Publié par : gperra | 5 août 2017

Petit dialogue philosophique de voyageur

– Peux tu me définir, Grégoire, ce qui fait selon toi la particularité de la pensée philosophique européene ?

– Oui, avec Descartes, l’essence de l’être humain se définit désormais comme un être conscient de lui-même, c’est-à-dire un individu, autonome, libre, séparé des autres et de la nature, puisque justement sa conscience de lui-même le place au dehors de l’Être.

– Mais justement, en Amérique Latine, on définirait plutôt l’Homme comme un être relié aux autres hommes et à la Nature, donc solidaire, écologique, spiritualiste, etc.

– Pour le moment, la pensée européenne n’est pas arrivé à ma connaissance jusqu’au point où elle peut penser conjointement cette essence humaine consciente d’elle-même et libre – donc séparée – et son lien fondamental aux autres et à la Nature.

– Donc il y a un fossé irrémédiable entre l’Amérique Latine – pour ne pas dire tout ce qui n’est pas le monde occidental – et l’Europe ?

– Oui… Encore que, maintenant que j’y pense, il y a bien eu des tentatives philosophiques dans cette direction, avec le Communisme et l’Anarchisme.

– Ah bon ?

– Le Communisme, quand on y réfléchit, c’est simplement une tentative pour concilier la dignité de l’Homme comme individu avec le monde économique, en créant une société adaptée à cette dignité, détruisant pour cela le modèle social capitaliste hérité du passé qui porte nécessairement atteinte à cette dignité humaine par l’aliénation des travailleurs.

– Mais j’ai l’impression quavec le Communisme, il y a eu une perte de la notion de liberté individuelle en cours de route…

– Sans doute, puisque la solution passe par un État autoritaire, voire totalitaire. Mais en revanche, la dimension du respect de la dignité de la personne d’un point de vue économique est bien prise en compte.

– Et pour l’Anarchisme ?

– Je crois qu’on pourrait définir également l’Anarchisme comme une (ou plusieures) tentative(s) philosophique(s) pour penser la relation de l’individu libre avec les autres au sein de la société, mais en repensant les formes mêmes de ces relations, en bannissant (ou tentant de bannir) les relations fondées sur le pouvoir ou l’autorité.

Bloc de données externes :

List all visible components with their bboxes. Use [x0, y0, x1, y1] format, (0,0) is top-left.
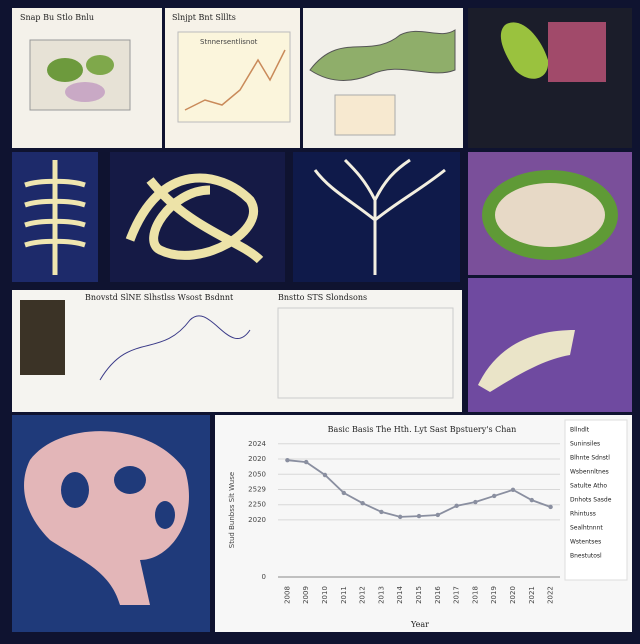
- figure: [309, 29, 456, 81]
- figure: [548, 22, 606, 82]
- y-tick-label: 2024: [248, 440, 266, 448]
- data-point: [454, 503, 459, 509]
- data-point: [341, 490, 346, 496]
- data-point: [304, 459, 309, 465]
- figure: [334, 94, 396, 136]
- side-note: Dnhots Sasde: [570, 497, 612, 504]
- x-tick-label: 2008: [283, 586, 291, 604]
- panel-title: Bnovstd SlNE Slhstlss Wsost Bsdnnt: [85, 293, 234, 302]
- data-point: [360, 500, 365, 506]
- panel: [12, 290, 462, 412]
- hole: [114, 466, 146, 494]
- data-point: [416, 513, 422, 519]
- panel-title: Bnstto STS Slondsons: [278, 293, 367, 302]
- side-note: Suninsiles: [570, 441, 600, 448]
- x-tick-label: 2012: [359, 586, 367, 604]
- data-point: [473, 499, 478, 505]
- figure: [478, 330, 575, 392]
- y-tick-label: 2529: [248, 485, 266, 493]
- y-tick-label: 2020: [248, 516, 266, 524]
- side-note: Bnestutosl: [570, 553, 602, 560]
- x-tick-label: 2018: [471, 586, 479, 604]
- y-tick-label: 0: [262, 573, 266, 581]
- side-note: Bllndlt: [570, 427, 590, 434]
- y-axis-label: Stud Bunbss Slt Wuse: [228, 472, 236, 548]
- x-tick-label: 2016: [434, 586, 442, 604]
- data-point: [529, 497, 534, 503]
- blob: [47, 58, 83, 82]
- side-note: Wsbennltnes: [570, 469, 609, 476]
- blob: [65, 82, 105, 102]
- x-tick-label: 2017: [453, 586, 461, 604]
- x-axis-label: Year: [410, 620, 429, 629]
- figure: [20, 300, 65, 375]
- x-tick-label: 2020: [509, 586, 517, 604]
- x-tick-label: 2019: [490, 586, 498, 604]
- data-point: [398, 514, 403, 520]
- x-tick-label: 2021: [528, 586, 536, 604]
- data-point: [285, 457, 290, 463]
- x-tick-label: 2013: [377, 586, 385, 604]
- x-tick-label: 2022: [547, 586, 555, 604]
- side-note: Satulte Atho: [570, 483, 607, 490]
- y-tick-label: 2250: [248, 501, 266, 509]
- blob: [86, 55, 114, 75]
- panel-subtitle: Stnnersentlisnot: [200, 38, 258, 46]
- side-note: Blhnte Sdnstl: [570, 455, 610, 462]
- panel-title: Snap Bu Stlo Bnlu: [20, 13, 94, 22]
- chart-title: Basic Basis The Hth. Lyt Sast Bpstuery's…: [328, 425, 517, 434]
- y-tick-label: 2050: [248, 470, 266, 478]
- side-note: Sealhtnnnt: [570, 525, 603, 532]
- data-point: [510, 487, 516, 493]
- x-tick-label: 2010: [321, 586, 329, 604]
- chart-panel: [215, 415, 632, 632]
- ribs: [24, 160, 86, 275]
- figure: [495, 183, 605, 247]
- sketch-line: [99, 315, 251, 381]
- figure: [277, 307, 454, 399]
- tree: [313, 158, 446, 275]
- branches: [125, 173, 264, 264]
- data-point: [492, 493, 497, 499]
- side-note: Wstentses: [570, 539, 601, 546]
- x-tick-label: 2014: [396, 586, 404, 604]
- data-point: [548, 504, 553, 510]
- x-tick-label: 2009: [302, 586, 310, 604]
- data-point: [322, 472, 328, 478]
- data-point: [435, 512, 440, 518]
- data-point: [379, 509, 384, 515]
- side-box: [564, 419, 628, 581]
- hole: [155, 501, 175, 529]
- panel-title: Slnjpt Bnt Slllts: [172, 13, 236, 22]
- side-note: Rhintuss: [570, 511, 596, 518]
- sketch-line: [184, 49, 286, 111]
- x-tick-label: 2015: [415, 586, 423, 604]
- figure: [24, 431, 189, 605]
- hole: [61, 472, 89, 508]
- figure: [500, 22, 549, 79]
- y-tick-label: 2020: [248, 455, 266, 463]
- x-tick-label: 2011: [340, 586, 348, 604]
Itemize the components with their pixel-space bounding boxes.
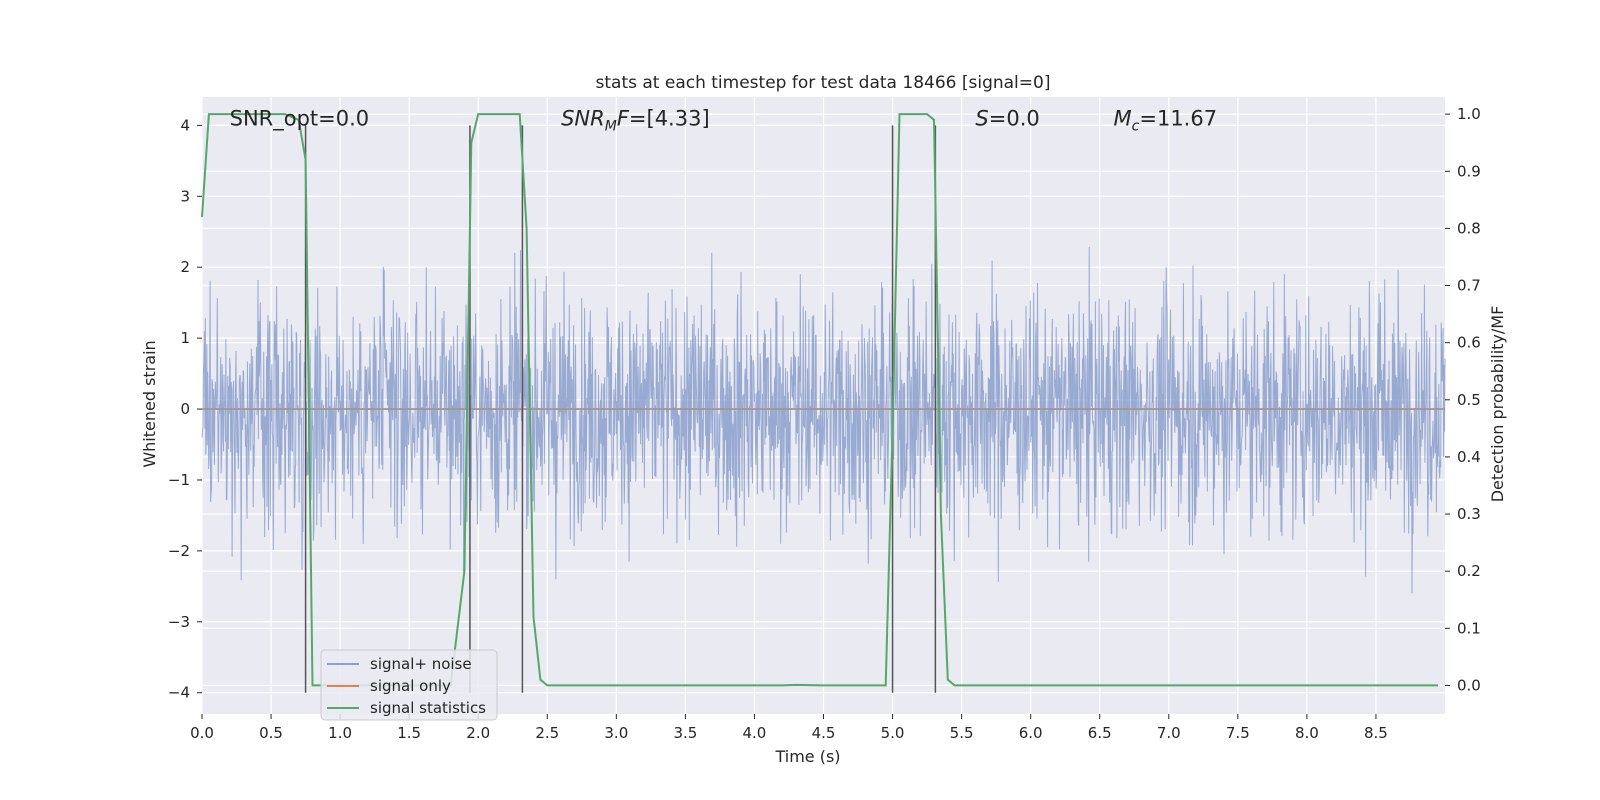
signal-noise-line (201, 246, 1446, 594)
left-y-tick-label: 0 (180, 400, 190, 418)
signal-statistics-series (201, 113, 1439, 687)
right-y-tick-label: 1.0 (1457, 105, 1481, 123)
left-y-tick-label: 4 (180, 116, 190, 134)
x-tick-label: 7.0 (1157, 724, 1181, 742)
left-y-tick-label: 1 (180, 329, 190, 347)
right-y-tick-label: 0.4 (1457, 448, 1481, 466)
right-y-axis-label: Detection probability/MF (1488, 306, 1507, 503)
left-y-tick-label: −1 (168, 471, 190, 489)
right-y-tick-label: 0.9 (1457, 162, 1481, 180)
left-y-axis-label: Whitened strain (140, 340, 159, 467)
x-tick-label: 2.0 (466, 724, 490, 742)
x-tick-label: 6.5 (1088, 724, 1112, 742)
signal-noise-series (201, 246, 1446, 594)
legend-label-signal-only: signal only (370, 677, 451, 695)
left-y-axis-ticks: −4 −3 −2 −1 0 1 2 3 4 (168, 116, 202, 702)
left-y-tick-label: −3 (168, 613, 190, 631)
chart-title: stats at each timestep for test data 184… (596, 73, 1051, 93)
x-tick-label: 2.5 (535, 724, 559, 742)
x-tick-label: 1.0 (328, 724, 352, 742)
left-y-tick-label: 3 (180, 187, 190, 205)
legend-label-signal-statistics: signal statistics (370, 699, 486, 717)
annotation-label: S=0.0 (975, 106, 1039, 130)
annotation-label: SNR_opt=0.0 (230, 106, 370, 131)
annotations: SNR_opt=0.0 SNRMF=[4.33] S=0.0 Mc=11.67 (230, 106, 1217, 134)
right-y-tick-label: 0.3 (1457, 505, 1481, 523)
right-y-tick-label: 0.0 (1457, 676, 1481, 694)
right-y-tick-label: 0.6 (1457, 334, 1481, 352)
x-tick-label: 3.5 (673, 724, 697, 742)
annotation-label: SNRMF=[4.33] (561, 106, 710, 134)
x-tick-label: 0.5 (259, 724, 283, 742)
left-y-tick-label: 2 (180, 258, 190, 276)
signal-statistics-line (201, 113, 1439, 687)
right-y-tick-label: 0.2 (1457, 562, 1481, 580)
x-tick-label: 8.0 (1295, 724, 1319, 742)
right-y-tick-label: 0.5 (1457, 391, 1481, 409)
right-y-tick-label: 0.7 (1457, 277, 1481, 295)
x-tick-label: 5.5 (950, 724, 974, 742)
x-axis-label: Time (s) (774, 747, 840, 766)
x-tick-label: 1.5 (397, 724, 421, 742)
x-tick-label: 0.0 (190, 724, 214, 742)
x-tick-label: 4.5 (812, 724, 836, 742)
x-tick-label: 8.5 (1364, 724, 1388, 742)
x-tick-label: 5.0 (881, 724, 905, 742)
right-y-axis-ticks: 0.0 0.1 0.2 0.3 0.4 0.5 0.6 0.7 0.8 0.9 1.0 (1445, 105, 1481, 694)
x-axis-ticks: 0.0 0.5 1.0 1.5 2.0 2.5 3.0 3.5 4.0 4.5 5.0 5.5 6.0 6… (190, 714, 1388, 742)
left-y-tick-label: −4 (168, 684, 190, 702)
left-y-tick-label: −2 (168, 542, 190, 560)
x-tick-label: 3.0 (604, 724, 628, 742)
legend: signal+ noise signal only signal statist… (320, 649, 498, 721)
x-tick-label: 6.0 (1019, 724, 1043, 742)
right-y-tick-label: 0.8 (1457, 219, 1481, 237)
legend-label-signal-noise: signal+ noise (370, 655, 472, 673)
annotation-label: Mc=11.67 (1114, 106, 1218, 134)
legend-box (320, 649, 498, 721)
x-tick-label: 4.0 (743, 724, 767, 742)
right-y-tick-label: 0.1 (1457, 619, 1481, 637)
x-tick-label: 7.5 (1226, 724, 1250, 742)
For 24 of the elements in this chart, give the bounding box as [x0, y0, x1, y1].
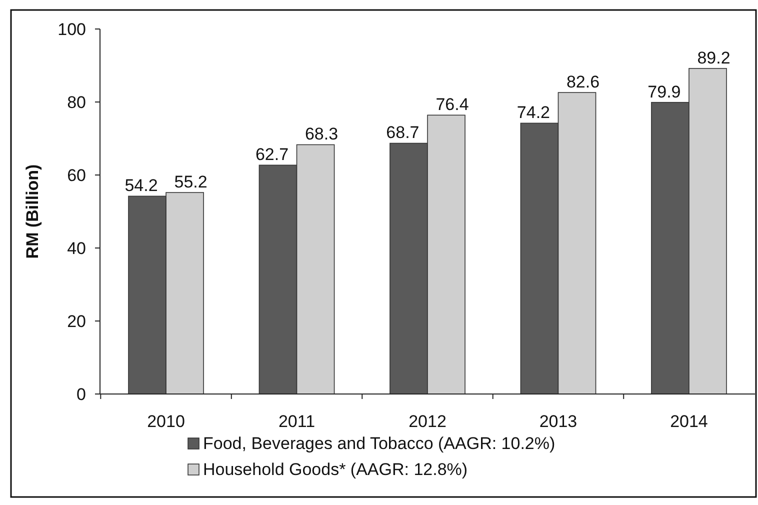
y-tick-label: 80: [67, 92, 86, 112]
y-tick-label: 0: [76, 384, 86, 404]
y-tick-label: 100: [58, 20, 86, 39]
legend-label: Food, Beverages and Tobacco (AAGR: 10.2%): [203, 434, 556, 453]
legend-label: Household Goods* (AAGR: 12.8%): [203, 460, 468, 479]
data-label: 68.3: [304, 124, 338, 144]
data-label: 68.7: [386, 123, 420, 142]
data-label: 79.9: [648, 82, 681, 102]
x-tick-label: 2010: [147, 412, 185, 431]
data-label: 54.2: [124, 176, 158, 196]
x-tick-label: 2014: [670, 412, 708, 431]
x-tick-label: 2012: [408, 412, 446, 431]
y-tick-label: 60: [67, 166, 86, 185]
x-tick-label: 2011: [278, 412, 316, 431]
x-tick-label: 2013: [539, 412, 578, 431]
data-label: 55.2: [174, 172, 208, 192]
y-tick-label: 20: [67, 312, 86, 331]
y-axis-title: RM (Billion): [23, 164, 42, 259]
data-label: 76.4: [436, 95, 469, 114]
data-label: 74.2: [516, 103, 550, 122]
data-label: 89.2: [697, 48, 730, 68]
data-label: 62.7: [255, 145, 289, 164]
data-label: 82.6: [566, 72, 600, 92]
y-tick-label: 40: [67, 238, 86, 258]
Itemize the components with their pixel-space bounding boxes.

Au départ, Anarchisme et Communisme était très proches l’un de l’autre, voire confondus, et ont même cohabité dans la Première Internationale.

– Et cela a donné quoi ?

– Le grand problème historique, c’est que le Communisme tout comme l’Anarchisme ont été comme bannis d’Europe, alors qu’en réalité ces courants sont fondamentaux et même centraux pour la culture européenne. Ils sont le prolongement logique des Lumières, mais nous les avons partiellement exilés et proscrits. Nous nous croyons plus tranquils en ayant fait cela, car c’est ce qui a préservé notre modèle sociétal bourgeois. Mais nous en payons le prix sous la forme d’un conflit avec le reste du monde, dont nous aurions tort de croire que le rapport de force sera toujours en notre faveur.

– Et pour le lien entre les individus libres et conscients d’eux-mêmes avec la Nature ?

– Là, j’avoue que je ne sais pas. Il y a sans doute quelques pistes dans l’Anarchisme de Thoreau, mais je ne le connais pas bien. 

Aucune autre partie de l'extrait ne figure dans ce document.